If an unwritten change occurs, which would have been enforceable as a directed change under the contract had it been in writing, then it is a constructive change. Conduct of the Owner's representative that has the effect of requiring a Contractor to perform work in a manner different from that stipulated under the original contract may also be a constructive change.
If the constructive change is instigated, but is not formalized in writing as a directed change, how then does the change occur? The constructive change need not be a direct order. In fact, constructive change is frequently the indirect result of the conduct or actions of the Owner's representatives, such as:
- An interpretation of the contract that increases the scope of work
- An interpretation of the specifications that increases the Contractor's cost
- A threat to penalize the Contractor or to terminate for default for lateness in the face of delays not due to the Contractor
Types of Constructive Change
Constructive change may be difficult to identify and may involve controversy over the interpretation of the Contract documents. We list below several types of constructive changes that have generally been recognized in the industry, with a brief definition of each.

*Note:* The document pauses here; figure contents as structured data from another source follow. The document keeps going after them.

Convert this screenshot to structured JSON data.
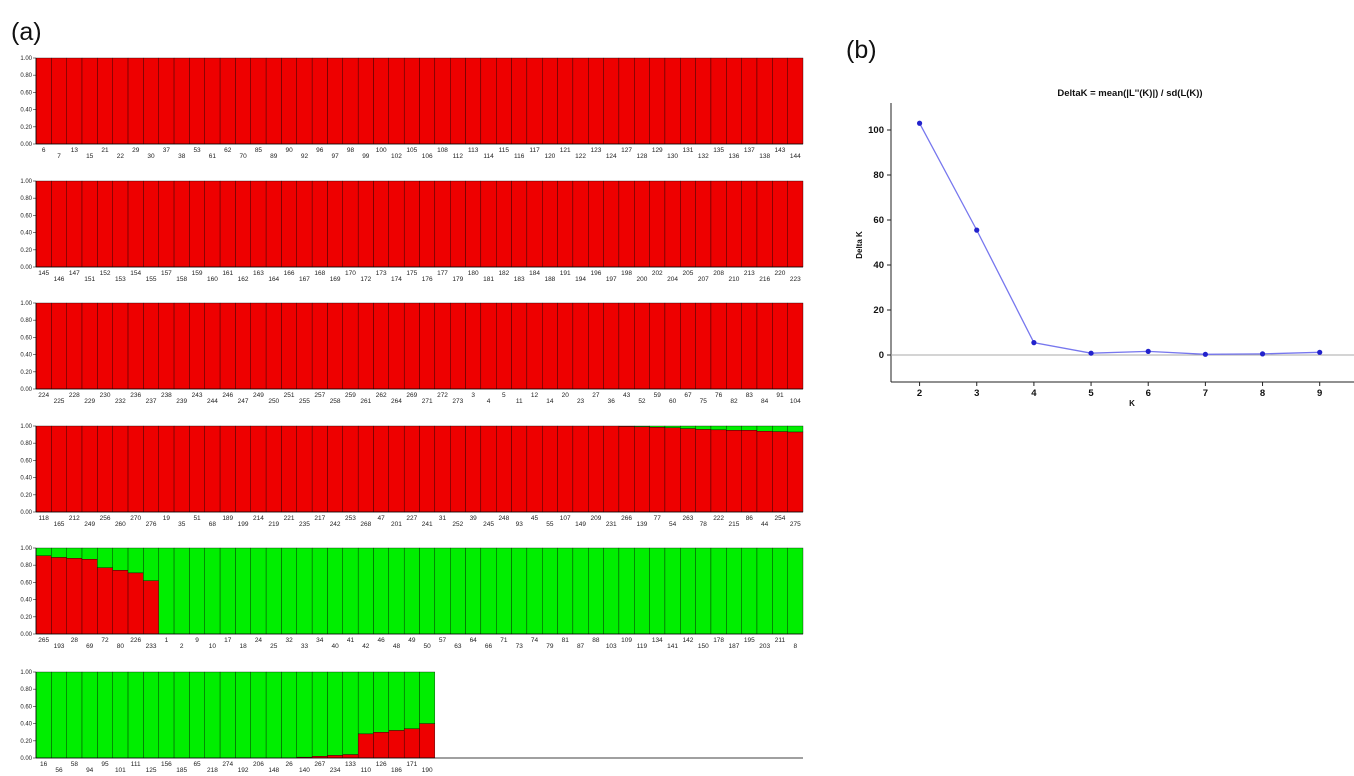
{
  "panel_a_label": "(a)",
  "panel_b_label": "(b)",
  "colors": {
    "cluster1": "#ee0000",
    "cluster2": "#00ee00",
    "deltak_line": "#7777ee",
    "deltak_point": "#2222cc"
  },
  "chart_data": [
    {
      "type": "bar",
      "subtype": "stacked-structure-barplot",
      "yticks": [
        "0.00",
        "0.20",
        "0.40",
        "0.60",
        "0.80",
        "1.00"
      ],
      "ylim": [
        0,
        1
      ],
      "series_colors": [
        "#ee0000",
        "#00ee00"
      ],
      "rows": [
        {
          "labels": [
            "6",
            "7",
            "13",
            "15",
            "21",
            "22",
            "29",
            "30",
            "37",
            "38",
            "53",
            "61",
            "62",
            "70",
            "85",
            "89",
            "90",
            "92",
            "96",
            "97",
            "98",
            "99",
            "100",
            "102",
            "105",
            "106",
            "108",
            "112",
            "113",
            "114",
            "115",
            "116",
            "117",
            "120",
            "121",
            "122",
            "123",
            "124",
            "127",
            "128",
            "129",
            "130",
            "131",
            "132",
            "135",
            "136",
            "137",
            "138",
            "143",
            "144"
          ],
          "red": [
            1,
            1,
            1,
            1,
            1,
            1,
            1,
            1,
            1,
            1,
            1,
            1,
            1,
            1,
            1,
            1,
            1,
            1,
            1,
            1,
            1,
            1,
            1,
            1,
            1,
            1,
            1,
            1,
            1,
            1,
            1,
            1,
            1,
            1,
            1,
            1,
            1,
            1,
            1,
            1,
            1,
            1,
            1,
            1,
            1,
            1,
            1,
            1,
            1,
            1
          ]
        },
        {
          "labels": [
            "145",
            "146",
            "147",
            "151",
            "152",
            "153",
            "154",
            "155",
            "157",
            "158",
            "159",
            "160",
            "161",
            "162",
            "163",
            "164",
            "166",
            "167",
            "168",
            "169",
            "170",
            "172",
            "173",
            "174",
            "175",
            "176",
            "177",
            "179",
            "180",
            "181",
            "182",
            "183",
            "184",
            "188",
            "191",
            "194",
            "196",
            "197",
            "198",
            "200",
            "202",
            "204",
            "205",
            "207",
            "208",
            "210",
            "213",
            "216",
            "220",
            "223"
          ],
          "red": [
            1,
            1,
            1,
            1,
            1,
            1,
            1,
            1,
            1,
            1,
            1,
            1,
            1,
            1,
            1,
            1,
            1,
            1,
            1,
            1,
            1,
            1,
            1,
            1,
            1,
            1,
            1,
            1,
            1,
            1,
            1,
            1,
            1,
            1,
            1,
            1,
            1,
            1,
            1,
            1,
            1,
            1,
            1,
            1,
            1,
            1,
            1,
            1,
            1,
            1
          ]
        },
        {
          "labels": [
            "224",
            "225",
            "228",
            "229",
            "230",
            "232",
            "236",
            "237",
            "238",
            "239",
            "243",
            "244",
            "246",
            "247",
            "249",
            "250",
            "251",
            "255",
            "257",
            "258",
            "259",
            "261",
            "262",
            "264",
            "269",
            "271",
            "272",
            "273",
            "3",
            "4",
            "5",
            "11",
            "12",
            "14",
            "20",
            "23",
            "27",
            "36",
            "43",
            "52",
            "59",
            "60",
            "67",
            "75",
            "76",
            "82",
            "83",
            "84",
            "91",
            "104"
          ],
          "red": [
            1,
            1,
            1,
            1,
            1,
            1,
            1,
            1,
            1,
            1,
            1,
            1,
            1,
            1,
            1,
            1,
            1,
            1,
            1,
            1,
            1,
            1,
            1,
            1,
            1,
            1,
            1,
            1,
            1,
            1,
            1,
            1,
            1,
            1,
            1,
            1,
            1,
            1,
            1,
            1,
            1,
            1,
            1,
            1,
            1,
            1,
            1,
            1,
            1,
            1
          ]
        },
        {
          "labels": [
            "118",
            "165",
            "212",
            "249",
            "256",
            "260",
            "270",
            "276",
            "19",
            "35",
            "51",
            "68",
            "189",
            "199",
            "214",
            "219",
            "221",
            "235",
            "217",
            "242",
            "253",
            "268",
            "47",
            "201",
            "227",
            "241",
            "31",
            "252",
            "39",
            "245",
            "248",
            "93",
            "45",
            "55",
            "107",
            "149",
            "209",
            "231",
            "266",
            "139",
            "77",
            "54",
            "263",
            "78",
            "222",
            "215",
            "86",
            "44",
            "254",
            "275"
          ],
          "red": [
            1,
            1,
            1,
            1,
            1,
            1,
            1,
            1,
            1,
            1,
            1,
            1,
            1,
            1,
            1,
            1,
            1,
            1,
            1,
            1,
            1,
            1,
            1,
            1,
            1,
            1,
            1,
            1,
            1,
            1,
            1,
            1,
            1,
            1,
            1,
            1,
            1,
            1,
            0.995,
            0.99,
            0.985,
            0.98,
            0.97,
            0.96,
            0.955,
            0.95,
            0.95,
            0.94,
            0.935,
            0.93
          ]
        },
        {
          "labels": [
            "265",
            "193",
            "28",
            "69",
            "72",
            "80",
            "226",
            "233",
            "1",
            "2",
            "9",
            "10",
            "17",
            "18",
            "24",
            "25",
            "32",
            "33",
            "34",
            "40",
            "41",
            "42",
            "46",
            "48",
            "49",
            "50",
            "57",
            "63",
            "64",
            "66",
            "71",
            "73",
            "74",
            "79",
            "81",
            "87",
            "88",
            "103",
            "109",
            "119",
            "134",
            "141",
            "142",
            "150",
            "178",
            "187",
            "195",
            "203",
            "211",
            "8"
          ],
          "red": [
            0.91,
            0.89,
            0.88,
            0.87,
            0.77,
            0.74,
            0.71,
            0.62,
            0,
            0,
            0,
            0,
            0,
            0,
            0,
            0,
            0,
            0,
            0,
            0,
            0,
            0,
            0,
            0,
            0,
            0,
            0,
            0,
            0,
            0,
            0,
            0,
            0,
            0,
            0,
            0,
            0,
            0,
            0,
            0,
            0,
            0,
            0,
            0,
            0,
            0,
            0,
            0,
            0,
            0
          ]
        },
        {
          "labels": [
            "16",
            "56",
            "58",
            "94",
            "95",
            "101",
            "111",
            "125",
            "156",
            "185",
            "65",
            "218",
            "274",
            "192",
            "206",
            "148",
            "26",
            "140",
            "267",
            "234",
            "133",
            "110",
            "126",
            "186",
            "171",
            "190"
          ],
          "red": [
            0,
            0,
            0,
            0,
            0,
            0,
            0,
            0,
            0,
            0,
            0,
            0,
            0,
            0,
            0,
            0,
            0,
            0.01,
            0.02,
            0.03,
            0.04,
            0.28,
            0.3,
            0.32,
            0.34,
            0.4
          ]
        }
      ]
    },
    {
      "type": "line",
      "title": "DeltaK = mean(|L''(K)|) / sd(L(K))",
      "xlabel": "K",
      "ylabel": "Delta K",
      "x": [
        2,
        3,
        4,
        5,
        6,
        7,
        8,
        9
      ],
      "y": [
        103,
        55.5,
        5.5,
        0.8,
        1.6,
        0.3,
        0.5,
        1.2
      ],
      "xlim": [
        1.5,
        9.6
      ],
      "ylim": [
        -12,
        112
      ],
      "yticks": [
        0,
        20,
        40,
        60,
        80,
        100
      ],
      "xticks": [
        2,
        3,
        4,
        5,
        6,
        7,
        8,
        9
      ],
      "zero_line": true,
      "grid": false
    }
  ]
}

Constructive Acceleration is a constructive change created by the following series of events:
- Delays occur for which the Contractor is entitled to a time extension
- The Contractor requests a time extension due to these delays
- The Owner refuses a time extension or fails to act
- The Owner threatens a penalty or directs the Contractor to finish on time regardless of the delays
- Acceleration measures are undertaken by the Contractor to mitigate the impact of the delay
Deficient and Defective Contract Documents produce a constructive change when errors or omissions in the Plans and Specifications lead to changes in work scope or methods that could not have been anticipated from the contract; or, when the Contractor performs the work in accordance with the Plans and Specifications but cannot produce the desired result, despite his conformance with the Plans and Specifications.
Defective Inspection/Misinterpretation of the Contract leads to a constructive change order when the Owner's rejection of conforming work, over-inspection, rejection of "or-equal" substitutions or other misinterpretation of the Plans and Specifications leads to work scope or methods that could not have been anticipated by the Contractor.

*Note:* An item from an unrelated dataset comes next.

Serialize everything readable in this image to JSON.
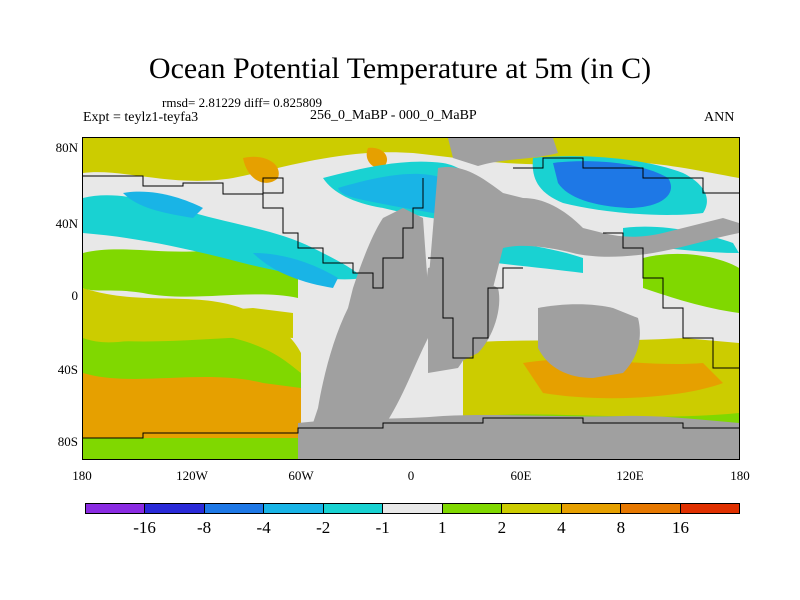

Interference and Disruption cause a constructive change that arises from acts or omissions of the Owner that interfere with the Contractor's schedule or methods of work.
Owner-Furnished Items lead to a constructive change when material or equipment that the Owner furnishes to the Contractor is late, defective, or different in nature from that which was anticipated.

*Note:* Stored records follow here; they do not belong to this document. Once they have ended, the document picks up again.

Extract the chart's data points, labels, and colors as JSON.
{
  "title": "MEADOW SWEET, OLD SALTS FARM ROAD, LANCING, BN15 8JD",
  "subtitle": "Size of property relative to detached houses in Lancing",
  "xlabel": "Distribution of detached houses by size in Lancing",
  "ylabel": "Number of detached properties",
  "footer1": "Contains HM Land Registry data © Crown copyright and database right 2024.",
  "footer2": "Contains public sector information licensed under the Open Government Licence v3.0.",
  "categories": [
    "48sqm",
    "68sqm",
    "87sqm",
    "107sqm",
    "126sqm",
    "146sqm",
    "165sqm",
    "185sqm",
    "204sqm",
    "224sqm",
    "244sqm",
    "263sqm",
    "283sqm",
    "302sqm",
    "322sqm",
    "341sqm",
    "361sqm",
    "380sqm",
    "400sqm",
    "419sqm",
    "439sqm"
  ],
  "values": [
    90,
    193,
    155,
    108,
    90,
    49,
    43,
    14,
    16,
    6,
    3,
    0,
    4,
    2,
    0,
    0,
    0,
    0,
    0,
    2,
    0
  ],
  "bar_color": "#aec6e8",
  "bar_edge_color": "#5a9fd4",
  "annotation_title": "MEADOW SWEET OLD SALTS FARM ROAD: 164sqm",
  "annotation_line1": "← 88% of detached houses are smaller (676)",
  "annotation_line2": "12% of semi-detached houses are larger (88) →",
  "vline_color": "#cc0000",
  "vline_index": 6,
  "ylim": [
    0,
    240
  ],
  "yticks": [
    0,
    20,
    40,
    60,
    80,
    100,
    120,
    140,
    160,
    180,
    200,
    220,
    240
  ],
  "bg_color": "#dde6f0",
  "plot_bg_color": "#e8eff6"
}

Superior Knowledge and Misrepresentation produce a constructive change that occurs when the Owner fails to disclose information to the Contractor that would have influenced the Contractor's bid price or planned method of operation.
Differing Site Conditions can cause a constructive change that arises from a variation in physical conditions which, had it been known before bid, would have materially affected the Contractor's bid price or planned method of operation.
Impossibility of Performance can produce a constructive change when the Contractor attempts to perform the work but finds that it is actually, or practically, impossible to do so.
Contractor's Action When Change Is Encountered
Whenever a change from the Contractor's original plans occurs and the change is not the clear responsibility of the Contractor, the Contractor should immediately give written notice to the Owner that a change has been made. If any possibility exists that the change will lead to a request for additional compensation from the Owner, the Contractor should state this as the case directly, reserving the rights to make such a claim.
Contractors should not wait for absolute clarity of the situation or for final calculation of cost or delay. Before taking action in a constructive change situation, Contractors should include in the notice to the Owner a description of the change and of its impact upon schedule and cost. If cost and schedule impacts are indeterminate, the Contractor should let the Owner know this, advising that full particulars on these impacts will follow when known.
The Contractor should follow up this notice with a detailed quantified request for change order and time extension as soon as practicable.
Owner's Action When Change Is Encountered
The Owner or Owner's representative should respond promptly to any notice of change from the Contractor. In many constructive change situations, prompt action and decisions may be required in order to deal with the situation encountered in a manner that is economical to the Owner. When a change order or time extension is requested, the Owner or Owner's representative should act within the terms of the contract, enforcing the contract and any notice requirements. If the Contractor's request appears to be contractually and factually correct, it should be approved. If, as is so often the case, contractual entitlement is ambiguous or exact costs are uncertain, the Owner, as well as the Contractor, is best served by endeavoring to reach a prompt, negotiated solution.